There are many places to stop along the way. Discovery Park at Lucky Peak State Park is a nice plot tucked right next to the river. It’s a lovely spot for a picnic and only about a 10-minute drive from the city. Just a little farther down is Sandy Point Beach. In the middle of the summer, it’s packed with people; kids will love the big fountain.
Then check out a town that still, somehow, is Old West. Just keep trucking down Idaho 21 toward Idaho City.
The community suffered a major blow in the summer of 2015, when an entire city block of tourism-related businesses burned down. But some have rebuilt or reopened, and new businesses are coming to town.
Try some old-fashioned ice cream at Sarsaparilla Ice Cream Parlor, 101 Montgomery St. Then check out the Boise Basin Museum, 503 Montgomery St., to learn about the mining boom that brought ambitious prospectors to the territory. Situated next to the museum are several old buildings you can tour. Have a budget-friendly lunch at Donna’s Place or Trudy’s Kitchen. (Oh, and have some pie!)

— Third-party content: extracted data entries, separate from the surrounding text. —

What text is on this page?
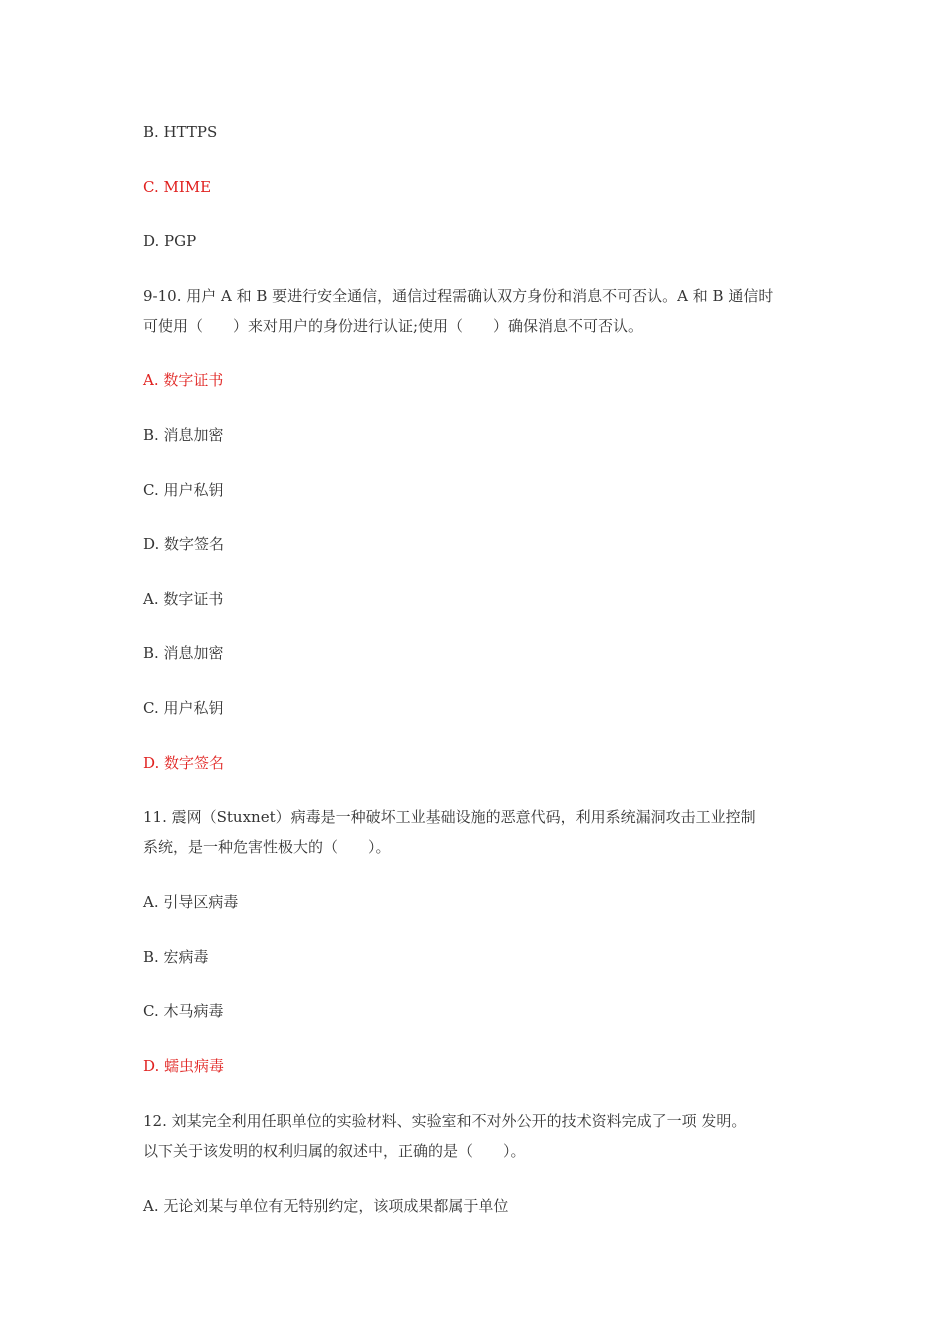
B. HTTPS
C. MIME
D. PGP
9-10. 用户 A 和 B 要进行安全通信，通信过程需确认双方身份和消息不可否认。A 和 B 通信时
可使用（　　）来对用户的身份进行认证;使用（　　）确保消息不可否认。
A. 数字证书
B. 消息加密
C. 用户私钥
D. 数字签名
A. 数字证书
B. 消息加密
C. 用户私钥
D. 数字签名
11. 震网（Stuxnet）病毒是一种破坏工业基础设施的恶意代码，利用系统漏洞攻击工业控制
系统，是一种危害性极大的（　　）。
A. 引导区病毒
B. 宏病毒
C. 木马病毒
D. 蠕虫病毒
12. 刘某完全利用任职单位的实验材料、实验室和不对外公开的技术资料完成了一项 发明。
以下关于该发明的权利归属的叙述中，正确的是（　　）。
A. 无论刘某与单位有无特别约定，该项成果都属于单位
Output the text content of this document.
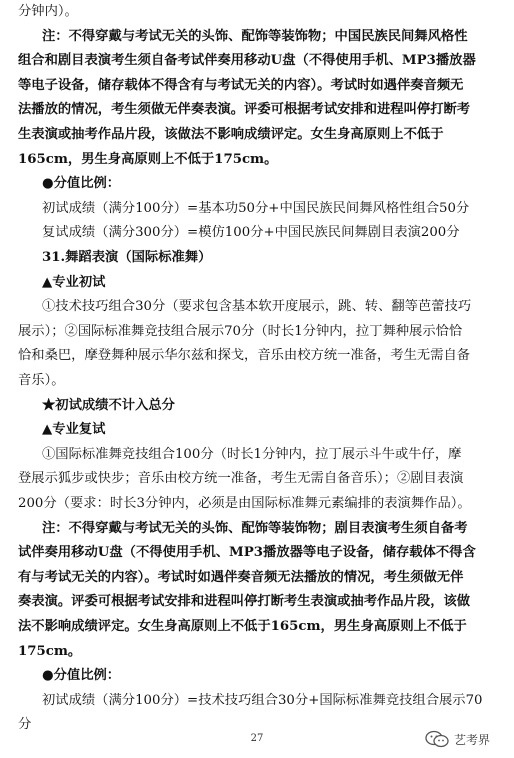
分钟内）。
注：不得穿戴与考试无关的头饰、配饰等装饰物；中国民族民间舞风格性
组合和剧目表演考生须自备考试伴奏用移动U盘（不得使用手机、MP3播放器
等电子设备，储存载体不得含有与考试无关的内容）。考试时如遇伴奏音频无
法播放的情况，考生须做无伴奏表演。评委可根据考试安排和进程叫停打断考
生表演或抽考作品片段，该做法不影响成绩评定。女生身高原则上不低于
165cm，男生身高原则上不低于175cm。
●分值比例：
初试成绩（满分100分）=基本功50分+中国民族民间舞风格性组合50分
复试成绩（满分300分）=模仿100分+中国民族民间舞剧目表演200分
31.舞蹈表演（国际标准舞）
▲专业初试
①技术技巧组合30分（要求包含基本软开度展示，跳、转、翻等芭蕾技巧
展示）；②国际标准舞竞技组合展示70分（时长1分钟内，拉丁舞种展示恰恰
恰和桑巴，摩登舞种展示华尔兹和探戈，音乐由校方统一准备，考生无需自备
音乐）。
★初试成绩不计入总分
▲专业复试
①国际标准舞竞技组合100分（时长1分钟内，拉丁展示斗牛或牛仔，摩
登展示狐步或快步；音乐由校方统一准备，考生无需自备音乐）；②剧目表演
200分（要求：时长3分钟内，必须是由国际标准舞元素编排的表演舞作品）。
注：不得穿戴与考试无关的头饰、配饰等装饰物；剧目表演考生须自备考
试伴奏用移动U盘（不得使用手机、MP3播放器等电子设备，储存载体不得含
有与考试无关的内容）。考试时如遇伴奏音频无法播放的情况，考生须做无伴
奏表演。评委可根据考试安排和进程叫停打断考生表演或抽考作品片段，该做
法不影响成绩评定。女生身高原则上不低于165cm，男生身高原则上不低于
175cm。
●分值比例：
初试成绩（满分100分）=技术技巧组合30分+国际标准舞竞技组合展示70
分
27	艺考界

If you want more history, take a hike up to the Idaho City Pioneer Cemetery. It’s an understandably somber place, but beautiful — tucked up on a hillside in dense pine forest.
Wind down in the warm water at The Springs at Idaho City, just off Idaho 21 ($16 a day for adults and $10 a day for children). The resort offers many perks along with its day pass: tea, mineral water, shampoo and full access to their pools, steam room, lounge and splash deck.
Other ideas for day trips and both about two to three hours from Boise: Head north to McCall with its gorgeous views of Payette Lake and the surrounding mountains. The upscale Sun Valley and Ketchum area features top-notch dining, shopping and more in one of the most scenic parts of Idaho.
Some ideas for planning
Late May- September: Idaho Shakespeare Festival: Outdoor theater in a beautiful venue. idaho shakespeare.org.
June-August: Alive After Five: Free summer concert series at 5 p.m. every Wednesday on the Basque Block: downtown boise.org.
June 25: Boise Music Festival. Go to boisemusic festival.com for tickets/information.
July 4: Boise’s Fourth of July Celebration. cityofboise.org.
July 16: Boise Twilight Criterium. Bike races attract thousands of fans to watch intense competitions. boisetwilight criterium.com.
Aug. 11-13: Braun Brothers Reunion. If you like esoteric music festivals that still make you feel at home with country and bluegrass sounds, check out this event in Challis. braunbrothersreunion.com
Sept. 24: FitOne 5k, 10k and half- marathon. Race draws thousands to Downtown Boise. Fitoneboise.org for pricing.